Despite a decade of conflict, the country still enjoys several critical advantages, including an extensive network of paved road, competitive port infrastructure through which to export its natural resources, and a revamped aviation sector that has positioned the country as a regional aviation hub for West Africa.
To achieve its goal of modernizing the country’s infrastructure, the current government has undertaken reforms aimed at bolstering the transport sector’s physical infrastructure, including the growing use of the public-private partnerships (PPPs) as a means to attract private financing and management into strategic infrastructure such as ports, airports and land transport routes.
But it is the country’s road infrastructure that is growing by leaps and bounds. The government’s reform efforts are not only attracting foreign investors, they are also drawing the attention of development finance institutions like the World Bank and the African Development Bank (AfDB) Group. Based on this, the AfDB has been playing a key role in the development of the country’s road infrastructure.
After having participated in the financing of the Henri Konan Bedietoll bridge, the AfDB is now involved in the Abidjan urban transport project designed to improve the living conditions of the city’s inhabitants.
Indeed, it was initiated due to the combined effect of population growth, the rapid increase in the number of motor vehicles and the decline of public transport systems, the road network and traffic control system have proved to be inadequate to ensure the flow of the increasing volume of traffic.
The project concerns the construction of 87.9 kilometers of urban expressways, a 1 400-metre long bridge and 6 interchanges, the rehabilitation of traffic lights at 89 intersections, air quality assessment, urban waste management as well as the strengthening of existing capacity in traffic control, urban planning, domestic revenue mobilization, road safety, and natural ecosystem protection.
The project, which is being currently implemented will help to improve traffic flow, reduce road accidents, strengthen urban management, improve air quality, increase household incomes, reclaim waste, reduce greenhouse gases, and improve the quality of life of the population.
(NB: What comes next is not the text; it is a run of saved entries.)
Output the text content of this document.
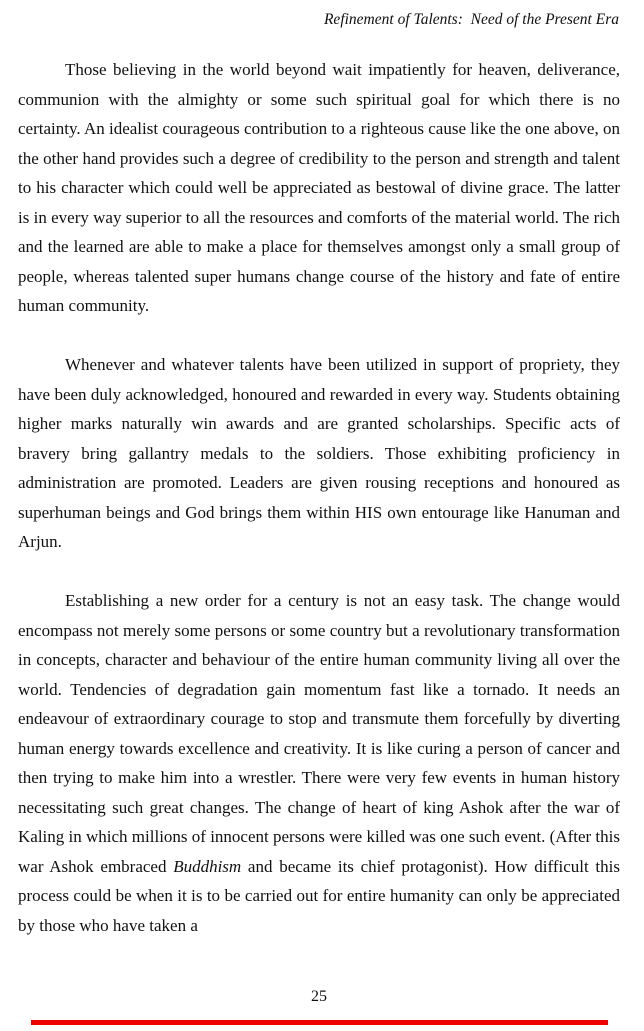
Refinement of Talents:  Need of the Present Era

Those believing in the world beyond wait impatiently for heaven, deliverance, communion with the almighty or some such spiritual goal for which there is no certainty. An idealist courageous contribution to a righteous cause like the one above, on the other hand provides such a degree of credibility to the person and strength and talent to his character which could well be appreciated as bestowal of divine grace. The latter is in every way superior to all the resources and comforts of the material world. The rich and the learned are able to make a place for themselves amongst only a small group of people, whereas talented super humans change course of the history and fate of entire human community.

Whenever and whatever talents have been utilized in support of propriety, they have been duly acknowledged, honoured and rewarded in every way. Students obtaining higher marks naturally win awards and are granted scholarships. Specific acts of bravery bring gallantry medals to the soldiers. Those exhibiting proficiency in administration are promoted. Leaders are given rousing receptions and honoured as superhuman beings and God brings them within HIS own entourage like Hanuman and Arjun.

Establishing a new order for a century is not an easy task. The change would encompass not merely some persons or some country but a revolutionary transformation in concepts, character and behaviour of the entire human community living all over the world. Tendencies of degradation gain momentum fast like a tornado. It needs an endeavour of extraordinary courage to stop and transmute them forcefully by diverting human energy towards excellence and creativity. It is like curing a person of cancer and then trying to make him into a wrestler. There were very few events in human history necessitating such great changes. The change of heart of king Ashok after the war of Kaling in which millions of innocent persons were killed was one such event. (After this war Ashok embraced Buddhism and became its chief protagonist). How difficult this process could be when it is to be carried out for entire humanity can only be appreciated by those who have taken a

25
The total cost of the project is estimated at UA 610.94 million.The project will benefit all the residents of Abidjan estimated at some 6 million.
Côte d’Ivoire has relatively well-developed infrastructure backbones. It has a good national power grid and a national Information and Communication Technology (ICT) backbone. The northern regions are connected with the rest of the country,despite their low population density. Côte d’Ivoire’s infrastructure networks (including road, rail, power, and ICT) are generally integrated with those of neighbouring Burkina Faso.
Côte d’Ivoire can develop its infrastructure potential and turn it into wealth to benefit the country and future generations. For this reason the government is reforming its infrastructure to attract private sector investment and to build a competitive economy.